Sejak muda, saya lupa sejak kapannya. Hanya skalanya saja begitu kan, lebih mampu ya skalanya lebih, kalau kurang mampu ya skalanya kecil.

Apakah ini dilakukan saat Anda sudah sukses?
Saya nggak pikir itu, saya pikir bagaimana orang itu diringankan bebannya. Saya tipe orang yang seperti ini, kalau saya makan roti, keliatan orang nggak punya makan, saya bersedia bagi separuh biar makan sama-sama.

Apa mereka yang diberikan bantuan tahu bahwa Anda salah satu orang terkaya di Indonesia?
Nggak juga, banyak orang yang nggak tahu siapa saya. Misalnya saya cerita ya, dengar nggak di medsos, bahwa di Makassar ada anak kecil satu, laki. Ibunya sakit, ibunya buta, adik-adiknya sakit, dia setiap hari mengurus keluarga. Itu saya yang tolong. Saya dengar itu, saya kirim pimpinan cabang saya di Makassar, naik mobil lima jam ke kampungnya, dan dirawat. Dia tidak tahu siapa Tahir itu, apa orang-orang seperti itu tahu siapa Tahir? Nggak tahu. Anak kecil itu.

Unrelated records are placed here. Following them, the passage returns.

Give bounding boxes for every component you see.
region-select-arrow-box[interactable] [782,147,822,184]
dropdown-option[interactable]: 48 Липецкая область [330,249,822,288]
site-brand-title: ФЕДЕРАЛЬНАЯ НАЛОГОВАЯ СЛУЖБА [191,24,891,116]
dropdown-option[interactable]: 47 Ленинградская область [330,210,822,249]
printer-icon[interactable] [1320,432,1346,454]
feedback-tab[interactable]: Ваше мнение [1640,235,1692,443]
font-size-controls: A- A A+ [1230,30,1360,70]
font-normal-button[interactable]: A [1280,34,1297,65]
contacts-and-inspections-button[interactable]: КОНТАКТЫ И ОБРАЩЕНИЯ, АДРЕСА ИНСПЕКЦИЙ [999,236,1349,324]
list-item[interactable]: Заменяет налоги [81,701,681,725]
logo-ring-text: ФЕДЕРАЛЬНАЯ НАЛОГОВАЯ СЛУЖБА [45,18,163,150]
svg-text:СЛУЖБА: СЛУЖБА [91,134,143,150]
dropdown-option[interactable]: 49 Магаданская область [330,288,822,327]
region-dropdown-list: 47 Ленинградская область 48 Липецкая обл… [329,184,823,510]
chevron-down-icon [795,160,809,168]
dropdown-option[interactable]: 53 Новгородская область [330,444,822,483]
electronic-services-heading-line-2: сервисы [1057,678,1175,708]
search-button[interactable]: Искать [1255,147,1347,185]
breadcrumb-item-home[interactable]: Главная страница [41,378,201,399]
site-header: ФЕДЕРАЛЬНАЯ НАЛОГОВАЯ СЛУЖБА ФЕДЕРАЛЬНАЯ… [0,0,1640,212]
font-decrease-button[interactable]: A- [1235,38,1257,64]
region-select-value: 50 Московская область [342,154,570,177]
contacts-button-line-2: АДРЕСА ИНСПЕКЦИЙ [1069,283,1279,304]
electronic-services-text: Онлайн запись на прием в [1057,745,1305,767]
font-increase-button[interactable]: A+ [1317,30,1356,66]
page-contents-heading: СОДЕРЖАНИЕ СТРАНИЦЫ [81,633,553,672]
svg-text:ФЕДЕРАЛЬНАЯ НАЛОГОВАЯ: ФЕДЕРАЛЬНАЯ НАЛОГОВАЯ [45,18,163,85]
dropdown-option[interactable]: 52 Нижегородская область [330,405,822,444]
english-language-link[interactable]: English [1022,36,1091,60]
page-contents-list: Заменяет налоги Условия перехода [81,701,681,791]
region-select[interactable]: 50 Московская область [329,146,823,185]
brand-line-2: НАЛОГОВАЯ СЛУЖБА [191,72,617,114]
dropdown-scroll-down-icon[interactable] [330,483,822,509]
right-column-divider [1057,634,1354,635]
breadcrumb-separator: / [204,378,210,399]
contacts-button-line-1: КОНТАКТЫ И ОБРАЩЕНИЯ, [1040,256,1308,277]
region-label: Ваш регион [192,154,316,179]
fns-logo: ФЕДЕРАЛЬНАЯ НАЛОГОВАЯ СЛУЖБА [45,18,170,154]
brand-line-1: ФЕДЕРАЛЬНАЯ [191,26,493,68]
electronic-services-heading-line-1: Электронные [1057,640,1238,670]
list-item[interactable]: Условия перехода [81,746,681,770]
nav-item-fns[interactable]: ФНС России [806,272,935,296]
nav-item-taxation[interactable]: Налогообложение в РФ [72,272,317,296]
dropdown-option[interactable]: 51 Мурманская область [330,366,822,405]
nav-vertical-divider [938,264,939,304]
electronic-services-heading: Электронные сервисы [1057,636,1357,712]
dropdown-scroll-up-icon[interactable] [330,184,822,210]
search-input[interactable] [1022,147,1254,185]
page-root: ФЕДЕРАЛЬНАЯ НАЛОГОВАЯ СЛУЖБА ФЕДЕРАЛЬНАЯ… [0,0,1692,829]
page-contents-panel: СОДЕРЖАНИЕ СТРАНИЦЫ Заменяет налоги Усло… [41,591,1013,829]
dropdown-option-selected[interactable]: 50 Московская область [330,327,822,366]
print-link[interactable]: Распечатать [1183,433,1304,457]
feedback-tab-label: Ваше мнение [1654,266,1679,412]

Lalu ada di Jawa Timur, yang kena kanker, saya bantu ke Jakarta untuk operasi. Ya mana dia tahu saya ini siapa. Tapi saya nggak pusing dia nggak tahu atau bagaimana, karena apa yang saya kerjakan kan diperhitungkannya sama yang di atas. Saya kan mengisi rapor nih, rapor itu nanti saya bawa ke sang pencipta.

Bagaimana Anda membagi waktu mengurus perusahaan dengan membagi sumbangan?
Ya saya kan setiap hari menerima 10 permohonan surat bantuan pribadi. Saya masih bisa handle itu, kan saya juga ada orang-orang yang membantu saya di sini, saya percaya. Tapi kalau ada yang minta bantuan modal kerja nggak saya kasih.

Kenapa?
Kalau modal kerja (pinjam) ke bank saja, saya nggak bisa bantu. Tapi kalau you miskin, nggak bisa makan, saya kasih bantuan yang cukup. Sakit, nggak bisa berobat, saya kasih. Kalau modal kerja kan saya nggak tau you mau kerja apa, nggak sembarangan saya. Kalau modal kerja nggak mau, utang rentenir saya bayarin saya nggak mau. Kan nggak tau dia utang itu buat apa, mungkin dia judi, mungkin ya, atau dia dagang nggak terlalu pintar, ya saya nggak tahu.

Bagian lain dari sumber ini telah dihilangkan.